Even money lent to family members and then received back can be subject to gift tax if there is no supporting documentation, according to a court ruling.
On the 1st, the legal community reported that the Seoul Administrative Court, Administrative Division 5 (Presiding Judge Kim Sun-yeol) ruled against Mr. A in a lawsuit he filed against the Nowon Tax Office seeking cancellation of a gift tax imposition.

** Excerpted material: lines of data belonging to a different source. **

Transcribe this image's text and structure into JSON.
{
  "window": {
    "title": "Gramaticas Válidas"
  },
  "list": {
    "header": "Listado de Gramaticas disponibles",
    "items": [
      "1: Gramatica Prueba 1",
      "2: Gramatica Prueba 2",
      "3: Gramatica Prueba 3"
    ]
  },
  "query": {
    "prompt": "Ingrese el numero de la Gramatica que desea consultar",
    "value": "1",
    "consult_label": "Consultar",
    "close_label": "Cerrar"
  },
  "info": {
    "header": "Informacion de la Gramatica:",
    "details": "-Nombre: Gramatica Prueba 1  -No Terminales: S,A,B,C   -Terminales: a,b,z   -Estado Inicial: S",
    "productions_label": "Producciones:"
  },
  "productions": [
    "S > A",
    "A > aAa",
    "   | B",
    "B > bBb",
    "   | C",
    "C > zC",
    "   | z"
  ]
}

Mr. A’s older sister, Ms. B, had 49 million KRW deposited into her account in February 2018, and about two weeks later, she transferred 50 million KRW to Mr. A. The tax authorities regarded this as a gift of 50 million KRW from Ms. B to Mr. A and decided and notified a gift tax of 6.35 million KRW in September 2022. Mr. A filed an administrative lawsuit claiming, “The money received was repayment of a loan I gave to Ms. B, so it is not subject to gift tax.”
However, the court did not accept Mr. A’s argument. The court stated, “Mr. A transferred a considerable amount of money in cash but left no objective evidence such as a loan contract, IOU, or receipt,” adding, “This is unusual even considering the personal relationship with Ms. B.”
Furthermore, the court pointed out, “Ms. B kept the 49 million KRW in cash in her account and paid it to Mr. A in less than two weeks, but Mr. A could not specifically explain the circumstances or motive behind Ms. B borrowing the money.”
In addition, the court judged, “At the time in February 2018, Mr. A was on leave and did not regularly go to work or receive a salary, so it is unlikely he had a large amount of cash on hand,” and “Considering the value of Ms. B’s inherited property and rental income, it cannot be concluded that Ms. B lacked the assets and income to gift the money to Mr. A.”